Today I want to highlight the human cost by raising the experience of my constituent, Jim, and his daughter Elena. She currently lives in Japan with her husband and her son, and she wants to return to the UK with her family. Her husband is not a British citizen, but her son is a British national. They contacted me after they heard the minimum income threshold would increase to £29,000, and were worried about what this would mean for the savings they would need to come to the UK.

Before the increases to the minimum income threshold, it would have cost Elena £66,000 to come home with her family. To meet this requirement, she and her family did everything they could to save. If this figure is not shocking enough, with the new, shifted goalposts it will require £88,500 in savings. That is on top of the money for visa fees, the immigration health surcharge, an English language test, a Life in the UK test, a tuberculosis test and certified translations. The cost to Elena to live with her family in her country of birth is potentially around £100,000. Of course, that number will increase dramatically once the new threshold of £38,700 is implemented.

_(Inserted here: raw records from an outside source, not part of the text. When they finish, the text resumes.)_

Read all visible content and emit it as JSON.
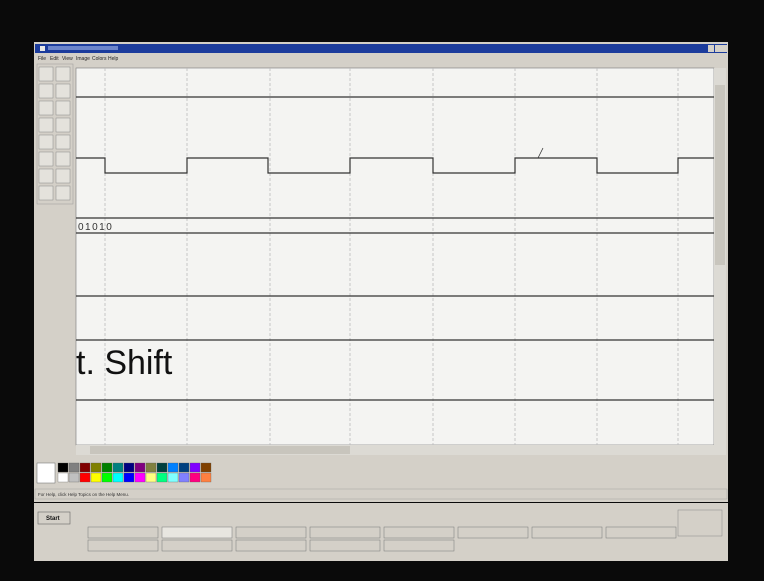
{
  "menu": [
    "File",
    "Edit",
    "View",
    "Image",
    "Colors",
    "Help"
  ],
  "canvas": {
    "bits": "01010",
    "caption": "t. Shift"
  },
  "status": "For Help, click Help Topics on the Help Menu.",
  "taskbar": {
    "start": "Start"
  }
}
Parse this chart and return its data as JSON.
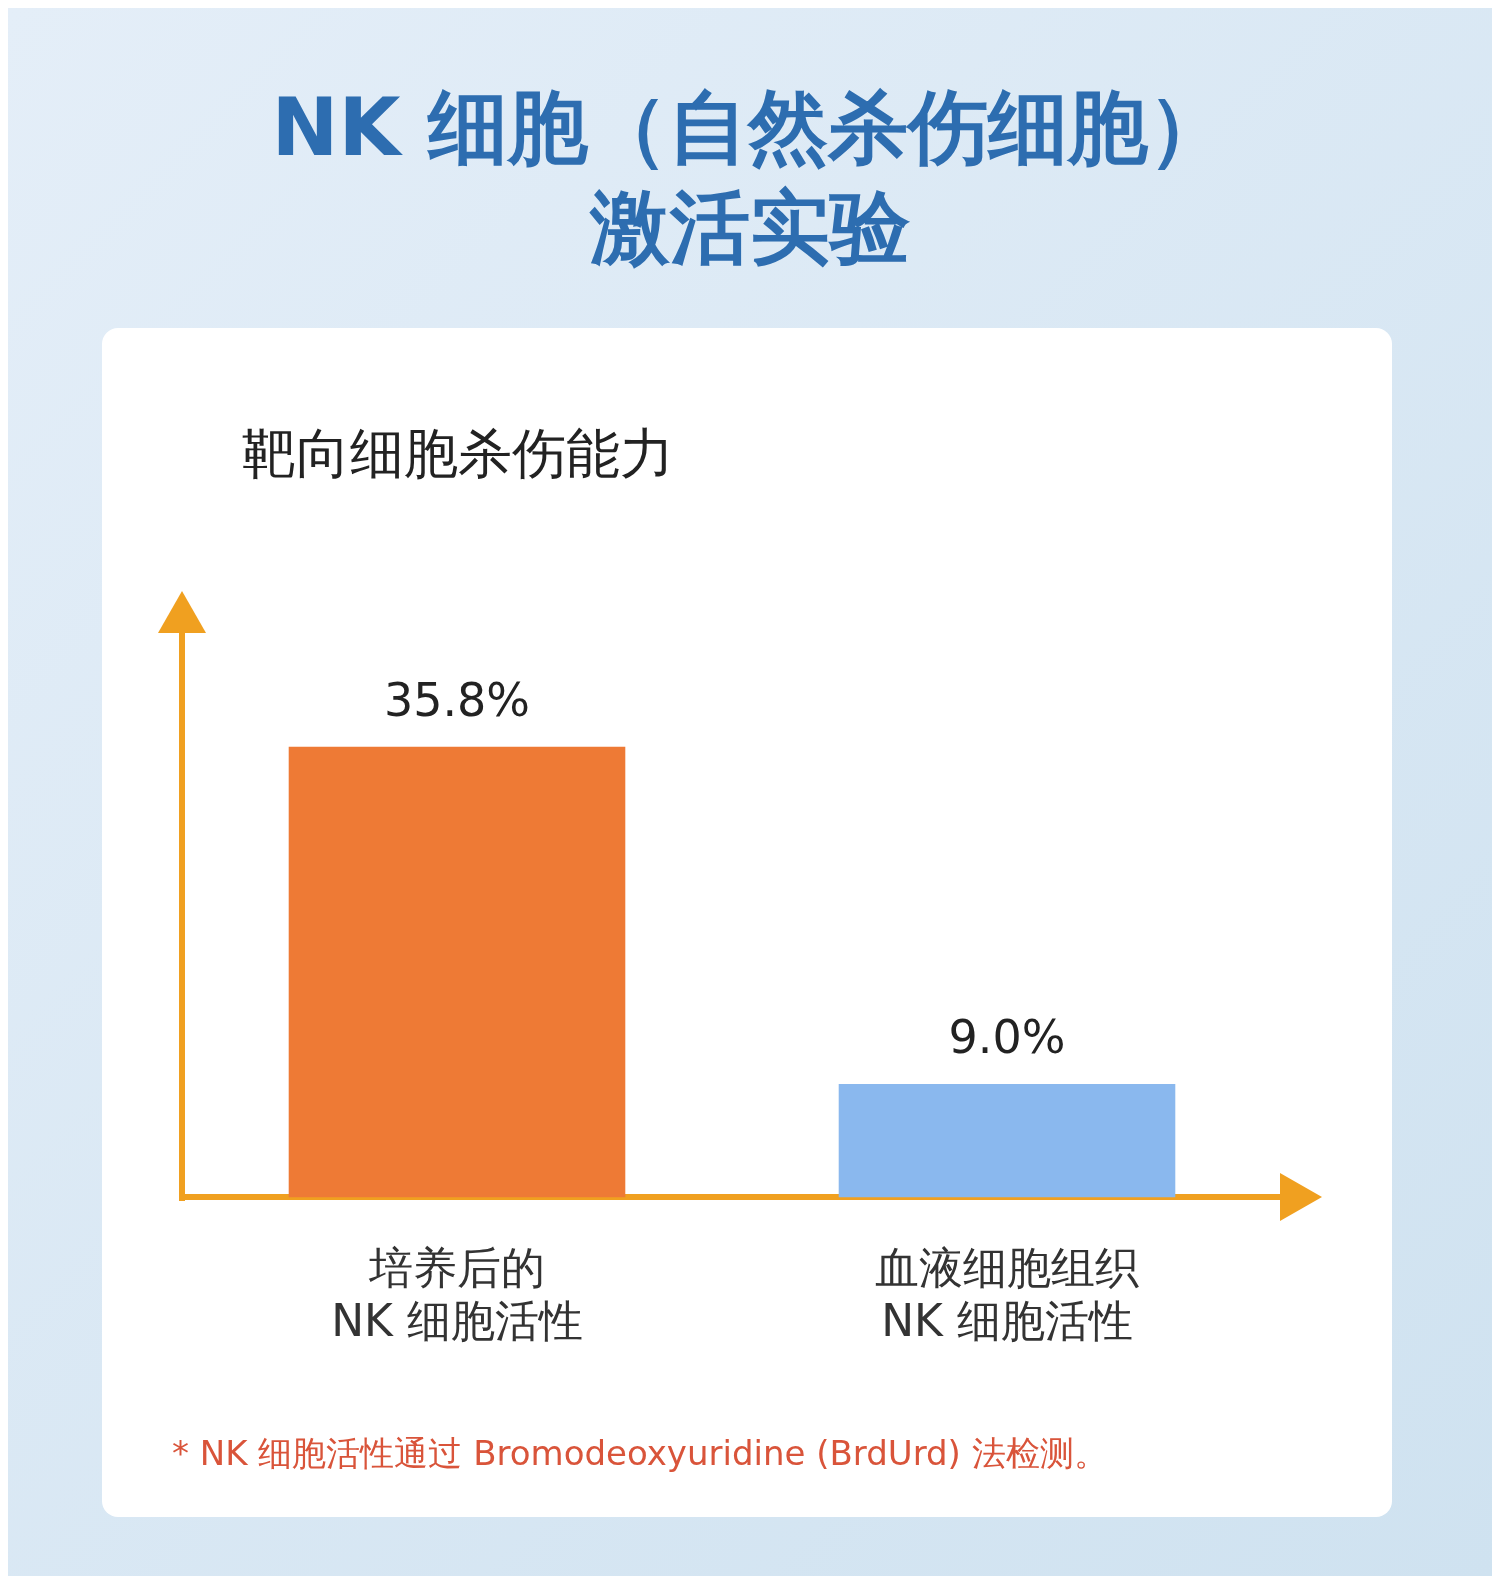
{
  "chart_data": {
    "type": "bar",
    "title": "NK 细胞（自然杀伤细胞）",
    "subtitle": "激活实验",
    "ylabel": "靶向细胞杀伤能力",
    "categories": [
      "培养后的 NK 细胞活性",
      "血液细胞组织 NK 细胞活性"
    ],
    "values": [
      35.8,
      9.0
    ],
    "colors": [
      "#ee7a35",
      "#8ab8ee"
    ],
    "value_labels": [
      "35.8%",
      "9.0%"
    ],
    "annotations": [
      "* NK 细胞活性通过 Bromodeoxyuridine (BrdUrd) 法检测。"
    ]
  }
}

Elena could come back to the UK now, without her family, and find a job above the minimum threshold, but that would mean leaving them behind in Japan for who knows how long. There is no guarantee, given the statistics we have heard, that she would be able to get a job with the required salary. According to a survey conducted by Reunite Families UK, in situations where families are divided because of the immigration rules, 88% of respondents were separated for more than a year, 53% for more than three years, and 23% for more than seven years. That is far too much of a gamble for Elena and her family.

On 8 February, I wrote to the Minister requesting that he clarify the savings requirement for the entire family to move here, and I asked for the impact assessment that had been made on how this policy would affect people like Elena. I do not believe I have yet received a response. I would like to ask the Minister directly: does he think it is right that a British national and her British national son should need around £100,000 in the bank to live as a family in the UK? What does he think is an appropriate price tag to attach to family life?

Those are hard questions to answer because a price cannot be placed on the right to family, and yet this policy aims to do just that. It is time Ministers thought again about this rule, which seeks the price of everything while realising the value of nothing.